運営権売却のスキームを説明する新関空会社の安藤社長=7月25日 PHOTO: Tadayuki YOSHIKAWA/Aviation Wire

 コンセッション方式は、両空港の滑走路やターミナルなどの資産を、国が100%出資する新関空会社が所有したまま、公募により選定される民間企業が設立する特定目的会社(SPC)が運営する方式。運営期間は2015年度から2059年度までの45年間で、運営権を取得したSPCによる新会社は、着陸料などを設定できるようになる。着陸料のほか、ターミナルの商業施設売上などの運営収入を得る。

 運営権の対価は、前払い金となる保証金がゼロの場合で毎年490億円以上を45年間支払い、総額は2兆2000億円以上となる。また、新会社は新関空会社から大半の社員を引き継ぐ義務を負い、新関空会社には資産管理部門など最低限の人員を残す。

 新会社は、「代表企業」と関空規模の空港の運営能力がある事業者、その他投資家の計3者から成るコンソーシアムによる出資を想定。代表企業は、日本の法令やビジネス慣習、関空や伊丹の設置・運営経緯を理解しており、関空相当規模の旅客施設や商業施設などの運営実績がある企業を要件としている。

 国籍条項は定めないため、外国企業も参加可能。一方で、優先交渉権者の選定は財務大臣や外務大臣、防衛大臣など関係省庁に協議した上で、国土交通大臣の承認が必要になる。

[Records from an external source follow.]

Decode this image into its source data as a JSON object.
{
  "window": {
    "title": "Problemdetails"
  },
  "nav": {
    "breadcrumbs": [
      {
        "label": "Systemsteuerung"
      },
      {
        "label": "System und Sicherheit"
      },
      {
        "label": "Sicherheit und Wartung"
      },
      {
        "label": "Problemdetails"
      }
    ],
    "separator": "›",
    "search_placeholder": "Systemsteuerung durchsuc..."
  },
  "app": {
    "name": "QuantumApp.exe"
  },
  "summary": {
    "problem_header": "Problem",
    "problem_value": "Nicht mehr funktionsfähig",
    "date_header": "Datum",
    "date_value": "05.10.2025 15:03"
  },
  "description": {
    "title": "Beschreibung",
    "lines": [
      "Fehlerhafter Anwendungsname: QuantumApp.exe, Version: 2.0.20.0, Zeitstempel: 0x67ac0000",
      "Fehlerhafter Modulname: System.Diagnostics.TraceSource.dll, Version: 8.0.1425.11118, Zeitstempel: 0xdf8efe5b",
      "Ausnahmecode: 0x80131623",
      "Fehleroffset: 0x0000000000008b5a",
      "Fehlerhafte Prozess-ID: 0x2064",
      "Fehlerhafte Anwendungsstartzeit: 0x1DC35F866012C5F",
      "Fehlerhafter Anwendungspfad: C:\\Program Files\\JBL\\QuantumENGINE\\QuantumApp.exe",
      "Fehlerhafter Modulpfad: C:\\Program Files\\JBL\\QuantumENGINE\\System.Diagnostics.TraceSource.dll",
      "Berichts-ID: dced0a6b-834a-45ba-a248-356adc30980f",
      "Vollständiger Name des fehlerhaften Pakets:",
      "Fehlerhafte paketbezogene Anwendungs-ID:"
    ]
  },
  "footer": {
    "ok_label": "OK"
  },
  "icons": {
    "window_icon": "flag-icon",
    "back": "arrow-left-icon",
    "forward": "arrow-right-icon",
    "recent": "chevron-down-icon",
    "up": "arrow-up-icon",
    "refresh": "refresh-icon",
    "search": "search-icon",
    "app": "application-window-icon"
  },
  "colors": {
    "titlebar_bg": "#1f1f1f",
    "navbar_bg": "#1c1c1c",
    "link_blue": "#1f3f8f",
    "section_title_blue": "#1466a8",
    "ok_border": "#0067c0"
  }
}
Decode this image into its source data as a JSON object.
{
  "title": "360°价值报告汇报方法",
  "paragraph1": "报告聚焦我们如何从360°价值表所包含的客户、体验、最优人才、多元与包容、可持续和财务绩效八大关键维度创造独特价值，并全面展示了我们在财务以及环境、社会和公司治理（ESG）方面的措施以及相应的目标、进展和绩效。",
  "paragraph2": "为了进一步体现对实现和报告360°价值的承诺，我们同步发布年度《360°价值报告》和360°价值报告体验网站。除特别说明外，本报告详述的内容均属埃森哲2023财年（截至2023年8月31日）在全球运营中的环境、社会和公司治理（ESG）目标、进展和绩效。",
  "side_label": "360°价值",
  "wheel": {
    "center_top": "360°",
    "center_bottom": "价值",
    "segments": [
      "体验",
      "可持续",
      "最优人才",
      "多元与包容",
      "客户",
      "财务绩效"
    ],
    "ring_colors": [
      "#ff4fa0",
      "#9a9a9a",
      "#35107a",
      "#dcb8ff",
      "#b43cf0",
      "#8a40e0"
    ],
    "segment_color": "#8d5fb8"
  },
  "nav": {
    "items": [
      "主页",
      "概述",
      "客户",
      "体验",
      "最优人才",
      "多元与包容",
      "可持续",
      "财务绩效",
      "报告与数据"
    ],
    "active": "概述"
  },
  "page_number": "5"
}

 新関空会社の安藤圭一社長は、「今は予算に縛られており、タイムリーに投資ができていない。民間の発想や人材を生かした経営ができるようになる」と運営権売却のメリットを説明。「3メガバンクや日本政策投資銀行にも参画して欲しい。PFI(民間資金等活用事業)のノウハウを国内で蓄積していったほうが良い」と、期待を示した。また、利用者側のメリットとして、利便性向上を挙げた。

 今後のスケジュールは、10月に募集要項の配布と入札を開始。1次選定では2社以上の応募を想定している。2015年6月に国交相の承認により優先交渉権者を選定した上で、8月に運営権を設定。9月に国交相の認可を得て実施契約を締結する。新会社による運営開始は2016年1月を予定している。